The Senator’s “Combating Prescription Drug Abuse Act” (S. 1277) would establish a commission to better coordinate efforts to reduce prescription drug abuse while helping to maintain access to prescription medications for legitimate patient care needs.
Anderson said, “It makes perfect sense that problems like drug abuse and meeting patients’ needs merit the highest form of collaboration among experts in government and in the private sector, but the best of intentions do not always provide that. This Commission is a sincere approach to leverage experience, insights, resources and dedication for the good of public health and public safety, and it should be pursued aggressively. We commend Senator Boxer for moving forward with this important concept.”
The 30-member Combatting Prescription Drug Abuse Commission would include equitable representation of healthcare and law enforcement entities. A representative of the Food and Drug Administration and a representative of the Drug Enforcement Administration would co-chair the Commission. Other members would include representatives of the Office of National Drug Control Policy; of patient groups; of pharmacy, prescriber, hospital, wholesaler and other health groups; of state attorneys general; of local and other law enforcement officials; and public policy experts.

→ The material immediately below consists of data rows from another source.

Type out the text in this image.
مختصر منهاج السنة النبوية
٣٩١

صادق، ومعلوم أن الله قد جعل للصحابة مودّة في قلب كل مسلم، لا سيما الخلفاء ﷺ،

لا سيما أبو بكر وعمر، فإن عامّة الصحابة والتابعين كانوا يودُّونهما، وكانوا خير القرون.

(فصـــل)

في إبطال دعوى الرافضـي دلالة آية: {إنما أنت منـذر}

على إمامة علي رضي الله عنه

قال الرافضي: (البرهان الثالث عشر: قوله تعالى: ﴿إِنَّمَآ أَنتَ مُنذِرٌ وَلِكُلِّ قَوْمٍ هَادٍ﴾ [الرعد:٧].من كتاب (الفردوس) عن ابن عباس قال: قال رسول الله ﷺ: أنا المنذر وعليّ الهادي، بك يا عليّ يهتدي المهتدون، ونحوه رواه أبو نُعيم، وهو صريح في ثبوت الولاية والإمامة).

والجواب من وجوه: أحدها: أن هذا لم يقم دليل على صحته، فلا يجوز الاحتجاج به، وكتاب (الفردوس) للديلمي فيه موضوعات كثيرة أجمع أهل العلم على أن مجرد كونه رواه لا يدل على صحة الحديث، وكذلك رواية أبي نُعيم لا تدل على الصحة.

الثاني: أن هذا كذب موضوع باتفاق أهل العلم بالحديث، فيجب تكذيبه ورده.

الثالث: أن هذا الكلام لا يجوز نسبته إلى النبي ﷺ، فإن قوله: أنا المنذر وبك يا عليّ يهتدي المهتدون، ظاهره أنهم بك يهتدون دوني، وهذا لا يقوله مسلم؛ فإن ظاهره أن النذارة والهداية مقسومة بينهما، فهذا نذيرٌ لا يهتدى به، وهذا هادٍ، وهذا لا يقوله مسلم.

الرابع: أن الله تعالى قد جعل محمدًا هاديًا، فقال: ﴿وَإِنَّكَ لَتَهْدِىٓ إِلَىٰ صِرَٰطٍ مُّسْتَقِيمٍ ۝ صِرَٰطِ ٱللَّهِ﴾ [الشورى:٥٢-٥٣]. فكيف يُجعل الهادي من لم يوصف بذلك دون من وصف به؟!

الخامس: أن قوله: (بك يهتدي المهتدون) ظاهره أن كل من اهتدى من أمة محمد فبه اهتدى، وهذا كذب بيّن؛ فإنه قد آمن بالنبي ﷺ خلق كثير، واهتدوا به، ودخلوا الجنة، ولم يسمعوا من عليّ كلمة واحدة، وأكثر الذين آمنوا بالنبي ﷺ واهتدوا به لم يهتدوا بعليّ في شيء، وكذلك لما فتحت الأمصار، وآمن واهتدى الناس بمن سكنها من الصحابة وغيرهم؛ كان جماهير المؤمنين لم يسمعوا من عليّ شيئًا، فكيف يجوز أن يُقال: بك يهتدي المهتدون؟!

The Commission would review and report to Congress on prescription drug abuse reduction efforts, and specifically would be required to issue a report to Congress “that describes the efforts of the Commission to prevent or reduce drug diversion and abuse to ensure that patients continue to have access to medications.” The legislation includes a focus on fostering collaboration among federal enforcement and health agencies.
The bill’s introduction follows a move by Senator Boxer today to request that the U.S. Government Accountability Office conduct a study to identify coordination opportunities among health and enforcement entities to better address prescription drug abuse while ensuring legitimate patient access to medications.